DeKalb County LP Gas Co. v. Suburban Gas, Inc., 729 So.2d 270, 275-76 (Ala.1998).
Second, the result about which the Department now complains already exists. Specifically, § 14-9-41 (e) does not prohibit those individuals convicted of criminally negligent homicide, see § 18A-6-4(c), Ala. Code 1975, or homicide by vehicle or vessel, see § 82-5A-192, Ala.Code 1975, from being classified as a Class I prisoner for the purposes of good-time deductions; these individuals, like those convicted of manslaughter, have taken the lives of their victims.

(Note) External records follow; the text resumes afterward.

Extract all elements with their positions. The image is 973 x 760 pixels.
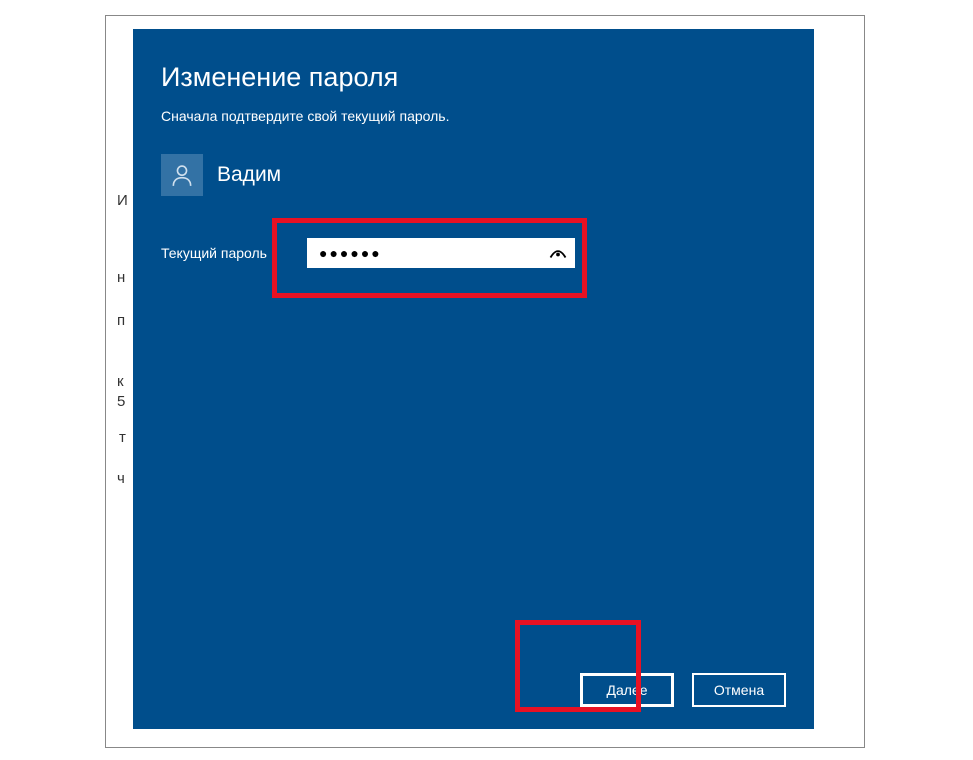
dialog-subtitle: Сначала подтвердите свой текущий пароль. xyxy=(161,108,786,124)
cancel-button[interactable]: Отмена xyxy=(692,673,786,707)
button-bar: Далее Отмена xyxy=(580,673,786,707)
current-password-input[interactable] xyxy=(309,240,543,266)
person-icon xyxy=(169,162,195,188)
next-button[interactable]: Далее xyxy=(580,673,674,707)
reveal-password-button[interactable] xyxy=(543,240,573,266)
change-password-dialog: Изменение пароля Сначала подтвердите сво… xyxy=(133,29,814,729)
dialog-title: Изменение пароля xyxy=(161,62,786,93)
current-password-row: Текущий пароль xyxy=(161,238,786,268)
user-row: Вадим xyxy=(161,154,786,196)
password-input-wrap xyxy=(307,238,575,268)
username-label: Вадим xyxy=(217,163,281,187)
avatar xyxy=(161,154,203,196)
current-password-label: Текущий пароль xyxy=(161,245,307,261)
eye-icon xyxy=(549,247,567,259)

Likewise, those individuals convicted of an assault who have been sentenced to 15 years’ imprisonment or less are eligible to be classified as a Class I prisoner for the purpose of earning good-time deductions so long as the assault did not result in the “permanent loss or use or permanent partial loss or use of any bodily organ or appendage.” § 14-9-41 (e), Ala. Code 1975. Therefore, this argument is without merit.
The judgment of the circuit court is reversed, and this matter is remanded to the circuit court for proceedings consistent with this opinion.
REVERSED AND REMANDED.
WELCH, KELLUM, and BURKE, JJ., concur. WINDOM, P.J., dissents, with writing.. The dissent characterizes our reading of the word "assault” in § 14-9-41(e), Ala.Code 1975, as "literal.” 109 So.3d at 1155 ("To interpret the term ‘assault’ literally and exclude manslaughter from the prohibition of Class I good-time credit in § 14-9-41(e), Ala. Code 1975, leads ‘to [a] absurd and unjust result’ ....”) (Windom, P.J., dissenting). This statement appears to concede that our interpretation of the word "assault” is consistent with the plain language of the statute. See DeKalb County LP Gas Co. v. Suburban Gas, Inc., 729 So.2d 270, 275-76 (Ala.1998) ("Words used in a statute must be given their natural, plain, ordinary, and commonly understood meaning, and where plain language is used a court is bound to interpret that language to mean exactly what it says.” (quotations omitted)).